The Boeing 787 Dreamliner elicits awe, envy, and the question “How did they do that?” It is 20 percent more fuel efficient than previous comparable airliners, its cabin is more spacious, and its windows dim with the touch of a button. Fully explaining how it was done is complex, but the first part is simple: it’s all about advanced materials. A body and wings made from a carbon fiber composite confer enhanced fuel efficiency, for example, while the windows incorporate an electrochromic gel.
Most people don’t realize that it can take 20 years or more for a newly discovered material to be incorporated into commercial products. Lithium-ion batteries were proposed in the mid-1970s but were not broadly adopted until the late 1990s. Superconductors, solar photovoltaics, and solid-state lighting emerged over similar time frames.
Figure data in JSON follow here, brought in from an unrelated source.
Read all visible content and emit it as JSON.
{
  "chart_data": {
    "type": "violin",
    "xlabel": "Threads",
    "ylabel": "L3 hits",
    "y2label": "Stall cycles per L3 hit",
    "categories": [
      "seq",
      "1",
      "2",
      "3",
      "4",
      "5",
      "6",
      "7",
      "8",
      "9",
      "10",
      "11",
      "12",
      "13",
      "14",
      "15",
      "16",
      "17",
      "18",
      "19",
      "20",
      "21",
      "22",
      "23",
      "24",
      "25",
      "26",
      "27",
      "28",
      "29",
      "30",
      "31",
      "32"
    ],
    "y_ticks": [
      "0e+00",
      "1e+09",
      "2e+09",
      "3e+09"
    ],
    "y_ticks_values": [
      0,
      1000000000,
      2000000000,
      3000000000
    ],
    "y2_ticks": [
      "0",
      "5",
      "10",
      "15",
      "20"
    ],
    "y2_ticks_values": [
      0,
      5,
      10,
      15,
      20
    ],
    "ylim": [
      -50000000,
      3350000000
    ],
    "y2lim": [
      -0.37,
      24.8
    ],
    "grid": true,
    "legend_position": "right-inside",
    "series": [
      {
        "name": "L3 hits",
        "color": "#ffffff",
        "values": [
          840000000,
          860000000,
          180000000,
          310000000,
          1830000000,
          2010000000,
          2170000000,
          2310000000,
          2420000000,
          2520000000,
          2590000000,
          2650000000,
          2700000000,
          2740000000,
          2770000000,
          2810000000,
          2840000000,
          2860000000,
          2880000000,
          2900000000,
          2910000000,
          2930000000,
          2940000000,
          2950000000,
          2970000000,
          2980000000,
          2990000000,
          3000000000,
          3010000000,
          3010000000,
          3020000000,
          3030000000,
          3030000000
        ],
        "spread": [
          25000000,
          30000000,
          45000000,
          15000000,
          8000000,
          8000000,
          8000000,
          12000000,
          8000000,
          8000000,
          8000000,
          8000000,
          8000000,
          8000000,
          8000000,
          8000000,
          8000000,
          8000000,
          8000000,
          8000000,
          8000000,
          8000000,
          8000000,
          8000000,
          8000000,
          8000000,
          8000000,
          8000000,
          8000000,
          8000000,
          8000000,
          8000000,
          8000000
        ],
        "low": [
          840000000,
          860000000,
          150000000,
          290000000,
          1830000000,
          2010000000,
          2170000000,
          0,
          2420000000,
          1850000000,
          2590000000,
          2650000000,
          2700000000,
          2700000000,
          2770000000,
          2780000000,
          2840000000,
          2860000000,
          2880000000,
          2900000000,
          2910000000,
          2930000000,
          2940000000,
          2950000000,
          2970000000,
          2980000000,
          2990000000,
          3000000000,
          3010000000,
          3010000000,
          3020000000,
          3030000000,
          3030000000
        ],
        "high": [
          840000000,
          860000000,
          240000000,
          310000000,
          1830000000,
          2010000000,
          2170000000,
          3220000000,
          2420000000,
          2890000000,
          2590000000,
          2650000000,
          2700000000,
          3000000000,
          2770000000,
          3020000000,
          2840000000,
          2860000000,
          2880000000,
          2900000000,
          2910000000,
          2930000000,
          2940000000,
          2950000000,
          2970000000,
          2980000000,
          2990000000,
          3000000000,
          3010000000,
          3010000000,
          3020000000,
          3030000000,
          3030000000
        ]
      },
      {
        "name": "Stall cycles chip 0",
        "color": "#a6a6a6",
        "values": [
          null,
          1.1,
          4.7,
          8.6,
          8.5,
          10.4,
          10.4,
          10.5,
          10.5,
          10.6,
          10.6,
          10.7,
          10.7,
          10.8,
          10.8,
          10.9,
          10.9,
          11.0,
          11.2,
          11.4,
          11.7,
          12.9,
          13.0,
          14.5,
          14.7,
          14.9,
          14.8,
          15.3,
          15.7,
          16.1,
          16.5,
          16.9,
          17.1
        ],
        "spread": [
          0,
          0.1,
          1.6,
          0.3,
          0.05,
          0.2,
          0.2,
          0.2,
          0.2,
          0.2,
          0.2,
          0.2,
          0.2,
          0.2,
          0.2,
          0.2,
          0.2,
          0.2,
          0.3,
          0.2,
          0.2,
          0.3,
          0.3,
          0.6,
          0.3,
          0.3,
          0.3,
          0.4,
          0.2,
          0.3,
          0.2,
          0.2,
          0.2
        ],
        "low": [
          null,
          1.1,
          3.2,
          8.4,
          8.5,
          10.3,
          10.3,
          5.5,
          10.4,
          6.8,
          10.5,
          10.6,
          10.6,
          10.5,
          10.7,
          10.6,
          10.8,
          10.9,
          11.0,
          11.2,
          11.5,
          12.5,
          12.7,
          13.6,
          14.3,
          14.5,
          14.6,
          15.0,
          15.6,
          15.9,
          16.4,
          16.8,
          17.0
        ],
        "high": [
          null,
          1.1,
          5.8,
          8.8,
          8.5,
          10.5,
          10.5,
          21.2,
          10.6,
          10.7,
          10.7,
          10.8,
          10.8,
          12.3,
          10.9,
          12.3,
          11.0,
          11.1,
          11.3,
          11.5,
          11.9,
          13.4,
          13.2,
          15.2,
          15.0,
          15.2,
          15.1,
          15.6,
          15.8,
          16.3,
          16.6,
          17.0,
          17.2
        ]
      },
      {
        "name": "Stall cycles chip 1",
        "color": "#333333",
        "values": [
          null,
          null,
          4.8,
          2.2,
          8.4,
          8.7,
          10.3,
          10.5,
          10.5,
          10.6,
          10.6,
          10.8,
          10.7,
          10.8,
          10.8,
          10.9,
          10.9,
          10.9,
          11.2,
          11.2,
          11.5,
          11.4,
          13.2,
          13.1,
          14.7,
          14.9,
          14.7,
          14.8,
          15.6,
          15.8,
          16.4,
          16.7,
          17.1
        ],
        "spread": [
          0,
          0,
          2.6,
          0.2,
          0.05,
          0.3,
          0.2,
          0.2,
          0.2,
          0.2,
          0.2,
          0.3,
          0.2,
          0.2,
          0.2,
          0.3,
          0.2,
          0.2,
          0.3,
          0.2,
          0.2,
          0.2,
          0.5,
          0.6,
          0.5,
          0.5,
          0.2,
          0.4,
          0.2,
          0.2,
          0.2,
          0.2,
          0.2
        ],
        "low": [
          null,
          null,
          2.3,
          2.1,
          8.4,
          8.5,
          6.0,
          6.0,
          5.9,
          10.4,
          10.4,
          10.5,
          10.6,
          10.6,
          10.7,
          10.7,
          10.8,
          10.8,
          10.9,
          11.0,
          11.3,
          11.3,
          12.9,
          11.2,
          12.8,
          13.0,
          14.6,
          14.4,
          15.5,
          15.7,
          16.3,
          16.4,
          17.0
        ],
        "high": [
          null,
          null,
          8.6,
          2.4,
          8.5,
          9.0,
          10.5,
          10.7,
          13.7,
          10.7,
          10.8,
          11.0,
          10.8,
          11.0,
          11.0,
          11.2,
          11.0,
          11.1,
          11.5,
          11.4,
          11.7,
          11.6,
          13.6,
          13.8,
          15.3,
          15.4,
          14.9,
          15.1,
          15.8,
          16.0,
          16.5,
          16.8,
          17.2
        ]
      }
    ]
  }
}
That is far too long given the role advanced materials could play in addressing many of the nation’s most urgent needs (see “High-Speed Materials Discovery,” TR10).
Once a new material is discovered, the current best practice for tailoring it to the market is a long sequence of steps involving many repeated experiments. Each step serves a different purpose, such as property optimization or process scaling. Engineers have to grapple with and ultimately control dozens of electrical, chemical, and mechanical properties. Predictive software models could complement and in some cases replace this time-consuming experimentation, but such tools are lacking. To make matters worse, an overly proprietary and fragmented community inhibits a culture of sharing knowledge, data, and tools. As a result, good inventions lie dormant, and development cycles remain linear and slow.